Consider the payoff matrix,
$$\begin{bmatrix} (0,0) & (-1,1)\\
(1,-1) & (-10,-10)
\end{bmatrix}$$
Assume players want to maximize payoff.
If the row player choses strategy $(1,0)$ i.e., strategy 1. Then the column player must choose strategy $(0,1)$ to maximize his payoff ($0$ vs $1$)
But then the row player wants to change to strategy $2$ to change his payoff from $-1$ to $1$. At this point, the column player can only change to strategy $1$ to avoid a payoff of $-10$.

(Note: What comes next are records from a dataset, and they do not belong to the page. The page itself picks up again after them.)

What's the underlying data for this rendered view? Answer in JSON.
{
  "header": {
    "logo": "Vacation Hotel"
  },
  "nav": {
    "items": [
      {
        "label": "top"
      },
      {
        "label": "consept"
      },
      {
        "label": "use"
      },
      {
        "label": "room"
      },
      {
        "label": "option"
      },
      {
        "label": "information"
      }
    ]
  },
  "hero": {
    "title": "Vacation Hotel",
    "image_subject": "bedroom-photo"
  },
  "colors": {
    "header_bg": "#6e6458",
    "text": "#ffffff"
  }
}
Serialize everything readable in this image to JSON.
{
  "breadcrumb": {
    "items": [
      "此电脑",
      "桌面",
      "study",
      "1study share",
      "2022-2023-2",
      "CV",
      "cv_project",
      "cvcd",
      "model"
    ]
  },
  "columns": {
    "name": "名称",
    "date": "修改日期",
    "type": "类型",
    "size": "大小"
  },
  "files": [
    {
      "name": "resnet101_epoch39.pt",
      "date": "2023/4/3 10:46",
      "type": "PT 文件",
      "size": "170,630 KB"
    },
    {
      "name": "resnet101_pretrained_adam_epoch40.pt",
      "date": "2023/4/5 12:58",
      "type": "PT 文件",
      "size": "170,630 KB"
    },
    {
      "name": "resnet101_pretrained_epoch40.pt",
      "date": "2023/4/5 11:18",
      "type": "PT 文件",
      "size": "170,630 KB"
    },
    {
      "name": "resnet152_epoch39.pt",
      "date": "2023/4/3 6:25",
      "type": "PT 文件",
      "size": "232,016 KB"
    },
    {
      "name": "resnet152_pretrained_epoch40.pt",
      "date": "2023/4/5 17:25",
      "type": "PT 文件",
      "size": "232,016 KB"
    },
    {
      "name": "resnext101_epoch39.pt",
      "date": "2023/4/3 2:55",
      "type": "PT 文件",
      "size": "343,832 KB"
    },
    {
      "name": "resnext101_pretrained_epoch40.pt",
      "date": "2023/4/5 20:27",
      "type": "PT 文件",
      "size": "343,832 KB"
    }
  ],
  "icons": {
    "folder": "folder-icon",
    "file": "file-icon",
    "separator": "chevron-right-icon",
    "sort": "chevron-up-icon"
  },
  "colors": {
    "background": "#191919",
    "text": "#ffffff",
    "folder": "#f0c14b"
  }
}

This means the pure Nash of this game is $\{(0,1), (1,0)\}$ and the solution $\{(1,0), (0,1)\}$ will be forever unstable (one player will always want to change).
Why is that $\{(1,0), (0,1)\}$ is a solution when computed? https://intranet.csc.liv.ac.uk/cgi-bin/cgiwrap/rahul/input.py
Is the algorithm for computing pure NE:
- First consider case when row player move first?
- Next consider case when column player move first?
I think this 2 is what I am missing
Best Answer
If the row player chooses strategy 1, the column player can choose between payoff 0 or 1, and will therefore go with 1 (i.e. strategy 2). If the column player chooses strategy 2, the row player can choose between payoff -1 and -10, and will therefore choose -1 (i.e. strategy 1)
So row 1, column 2 is a Nash equilibrium. As is row 2, column 1 for analogous reasons.